Modern Yokai: Futakuchi Onna
Modern Yokai: Futakuchi Onna
Futakuchi Onna looks exactly like a normal woman – until she reveals the second mouth on the back of her head. It is always voraciously hungry, and Futakuchi Onna have left many a dining companion gaping too – at the size of the bill.

Tsukumogami
Tsukumogami
Tsukumo-gami is about very old objects that may acquire a spirit and come to life, becoming yokai called tsukumogami. The Hyakki Yagyō, Night Parade of One Hundred Demons, always includes many tsukumogami – tools, musical instruments, household goods, and kitchen implements, perhaps now even modern ones like this rice cooker.

Nurikabe
Nurikabe
Nurikabe is an invisible wall that appears late at night and blocks your way.

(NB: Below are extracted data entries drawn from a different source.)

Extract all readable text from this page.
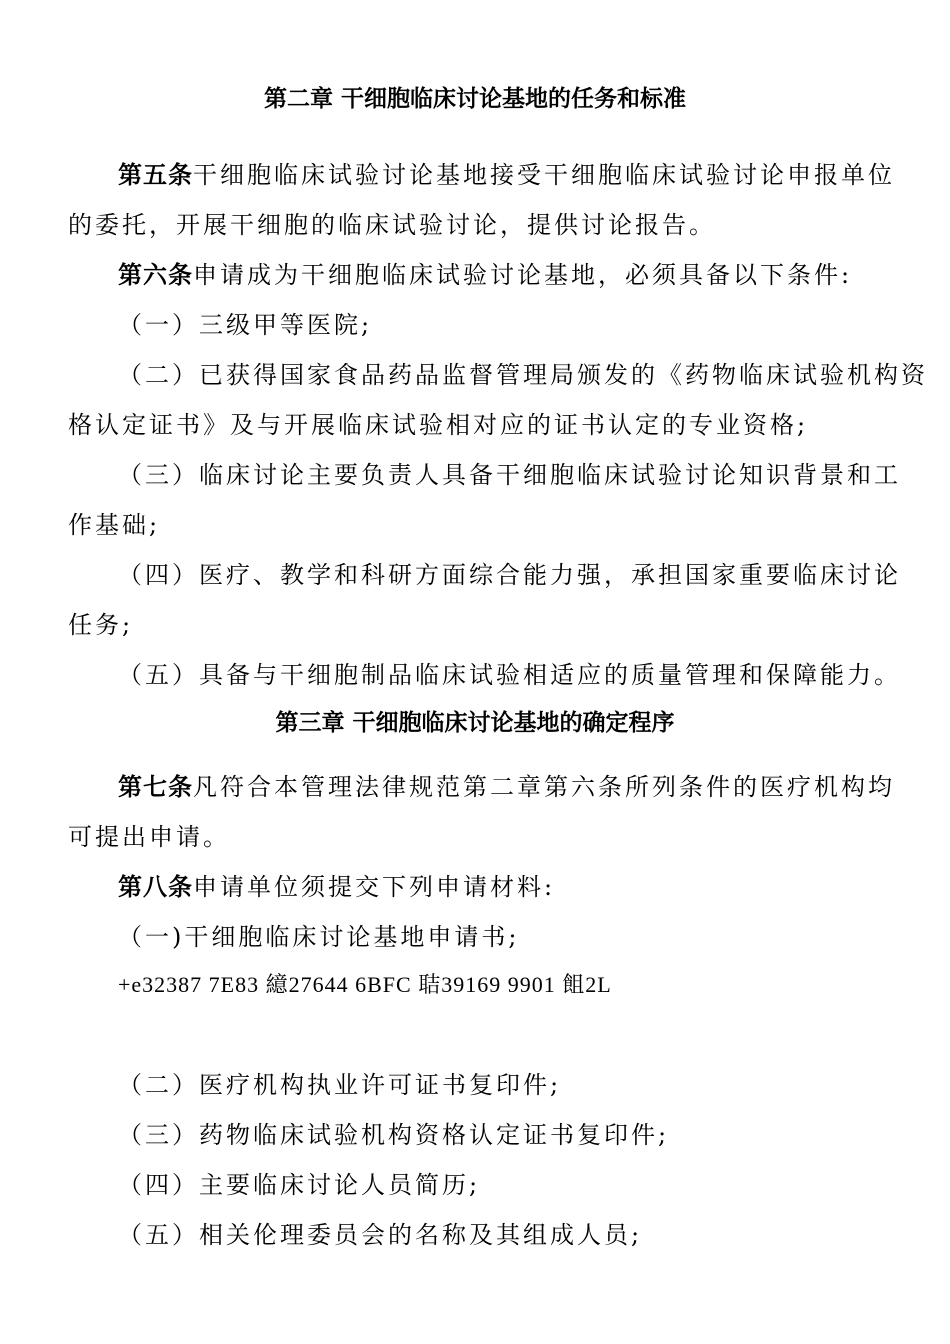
第二章 干细胞临床讨论基地的任务和标准
第五条干细胞临床试验讨论基地接受干细胞临床试验讨论申报单位
的委托，开展干细胞的临床试验讨论，提供讨论报告。
第六条申请成为干细胞临床试验讨论基地，必须具备以下条件:
（一）三级甲等医院;
（二）已获得国家食品药品监督管理局颁发的《药物临床试验机构资
格认定证书》及与开展临床试验相对应的证书认定的专业资格;
（三）临床讨论主要负责人具备干细胞临床试验讨论知识背景和工
作基础;
（四）医疗、教学和科研方面综合能力强，承担国家重要临床讨论
任务;
（五）具备与干细胞制品临床试验相适应的质量管理和保障能力。
第三章 干细胞临床讨论基地的确定程序
第七条凡符合本管理法律规范第二章第六条所列条件的医疗机构均
可提出申请。
第八条申请单位须提交下列申请材料:
（一)干细胞临床讨论基地申请书;
+e32387 7E83 繶27644 6BFC 聐39169 9901 飷2L
（二）医疗机构执业许可证书复印件;
（三）药物临床试验机构资格认定证书复印件;
（四）主要临床讨论人员简历;
（五）相关伦理委员会的名称及其组成人员;
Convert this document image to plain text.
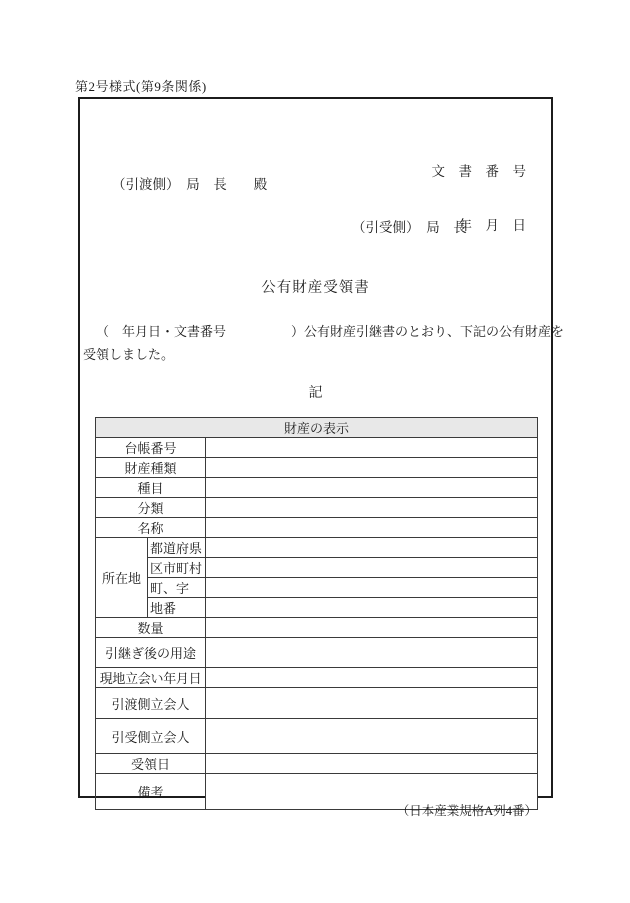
第2号様式(第9条関係)

文　書　番　号

年　月　日

（引渡側）　局　長　　殿
（引受側）　局　長
公有財産受領書
（　年月日・文書番号　　　　　）公有財産引継書のとおり、下記の公有財産を
受領しました。
記
財産の表示		
台帳番号		
財産種類		
種目		
分類		
名称		
所在地	都道府県	
	区市町村	
	町、字	
	地番	
数量		
引継ぎ後の用途		
現地立会い年月日		
引渡側立会人		
引受側立会人		
受領日		
備考		
（日本産業規格A列4番）
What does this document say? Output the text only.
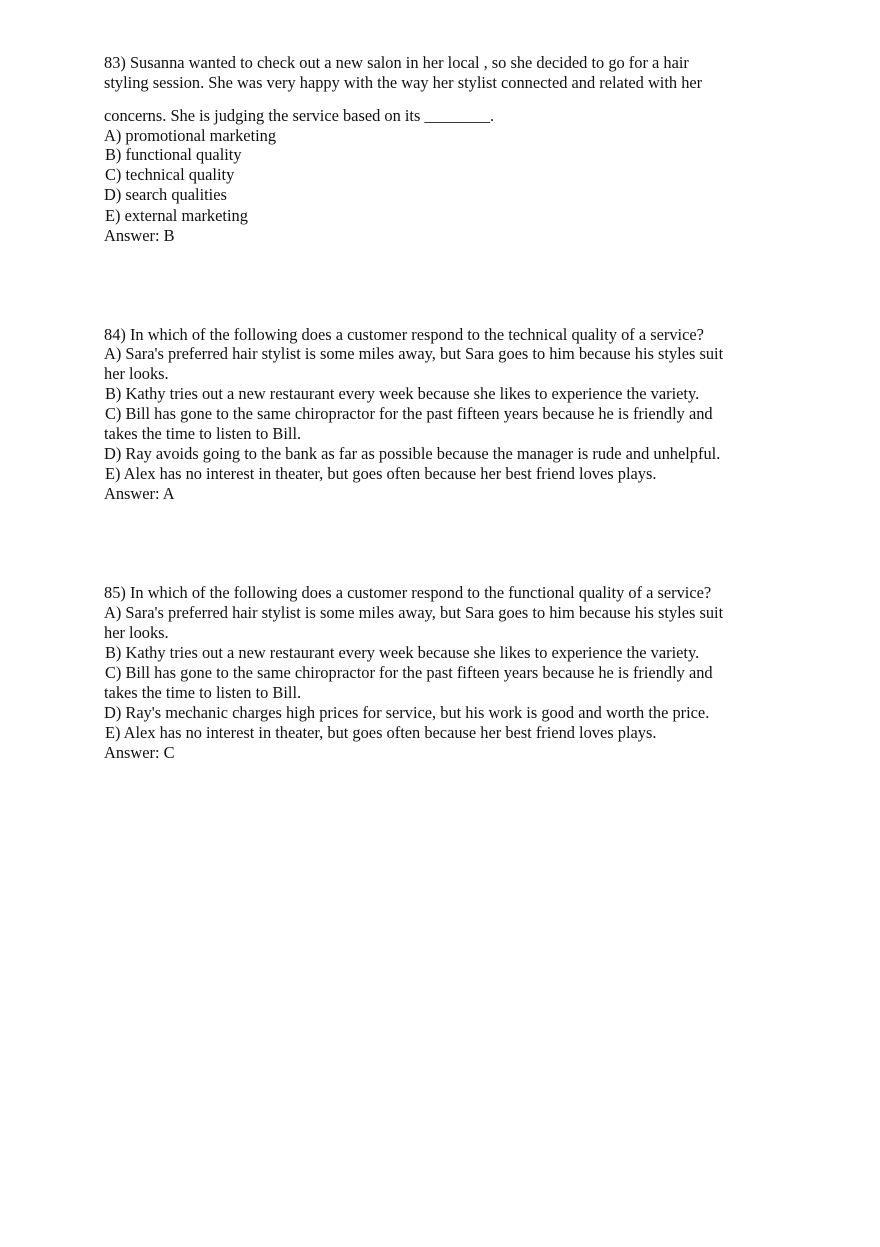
83) Susanna wanted to check out a new salon in her local , so she decided to go for a hair
styling session. She was very happy with the way her stylist connected and related with her
concerns. She is judging the service based on its ________.
A) promotional marketing
B) functional quality
C) technical quality
D) search qualities
E) external marketing
Answer: B
84) In which of the following does a customer respond to the technical quality of a service?
A) Sara's preferred hair stylist is some miles away, but Sara goes to him because his styles suit
her looks.
B) Kathy tries out a new restaurant every week because she likes to experience the variety.
C) Bill has gone to the same chiropractor for the past fifteen years because he is friendly and
takes the time to listen to Bill.
D) Ray avoids going to the bank as far as possible because the manager is rude and unhelpful.
E) Alex has no interest in theater, but goes often because her best friend loves plays.
Answer: A
85) In which of the following does a customer respond to the functional quality of a service?
A) Sara's preferred hair stylist is some miles away, but Sara goes to him because his styles suit
her looks.
B) Kathy tries out a new restaurant every week because she likes to experience the variety.
C) Bill has gone to the same chiropractor for the past fifteen years because he is friendly and
takes the time to listen to Bill.
D) Ray's mechanic charges high prices for service, but his work is good and worth the price.
E) Alex has no interest in theater, but goes often because her best friend loves plays.
Answer: C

It’s impossible to climb over or go around it. Normally this is troublesome, but manga author and yokai professor Shigeru Mizuki said that during World War II, a nurikabe stopped him from walking off a cliff in the jungle and saved his life. Some tales say that it will vanish if you wave or tap a stick near its base. (No word on what happens if you let your pug pee on it, but it’s worth a try.)

Modern Yokai: Kapp
Modern Yokai: Kapp
Kappa lives in rivers and have a appetite for cucumbers and an obsession with a magical ball that’s said to exist inside the human colon. Nowadays when development has made so many rivers uninhabitable, urban kappa may lurk at gyms and spas. If your companion in the hot tub has an odd, moist depression on the top of his head, beware – it may be a kappa!

Dodomeki
Dodomeki
Dodomeki are young women with long arms who had a habit of stealing money. They are punished by being transformed into a monster with hundreds of tiny bird’s eyes sprouting from its arms. It’s like a mark of their crime, because there was once a copper coin with a hole in the center that was nicknamed “bird’s eye.”

Modern Yokai: Tōfu-kozō

Modern Yokai: Tōfu-kozō
Modern Yokai: Tōfu-kozō
If you see a young fellow wandering the streets – or the supermarket aisles – with a plate of tofu, don’t take a sample! Tōfu-kozō may tell you it’s all natural, so it must be safe, right? Don’t be fooled – so are cobra venom, hemlock, and anthrax, and it’ll kill you just the same.

Modern Yokai: Nekomata

Modern Yokai: Nekomata
Modern Yokai: Nekomata
In the past, demon cats called Nekomata awoke the dead and reanimated corpses by jumping over their heads. These days they use rhythm, baby, rhythm!
ABOUT ARTIST
Lili Chin is a Los Angeles-based digital artist from Malaysia and Australia. Chin is best known as co-creator of the hit masked-wrestling inspired animated series “Mucha Lucha” for Warner Bros (2000’s), and for her globally-popular dog illustrations and animal behavior infographics. Chin’s author debut – an illustrated gift book on reading dog body language – will be published in October 2020. When she is not working on commissions for her clients, she enjoys drawing other creatures, hanging out with her senior Boston Terrier, and playing modern board games. As a Yokai Parade collaborator, Chin designs yokai for art prints and original pins.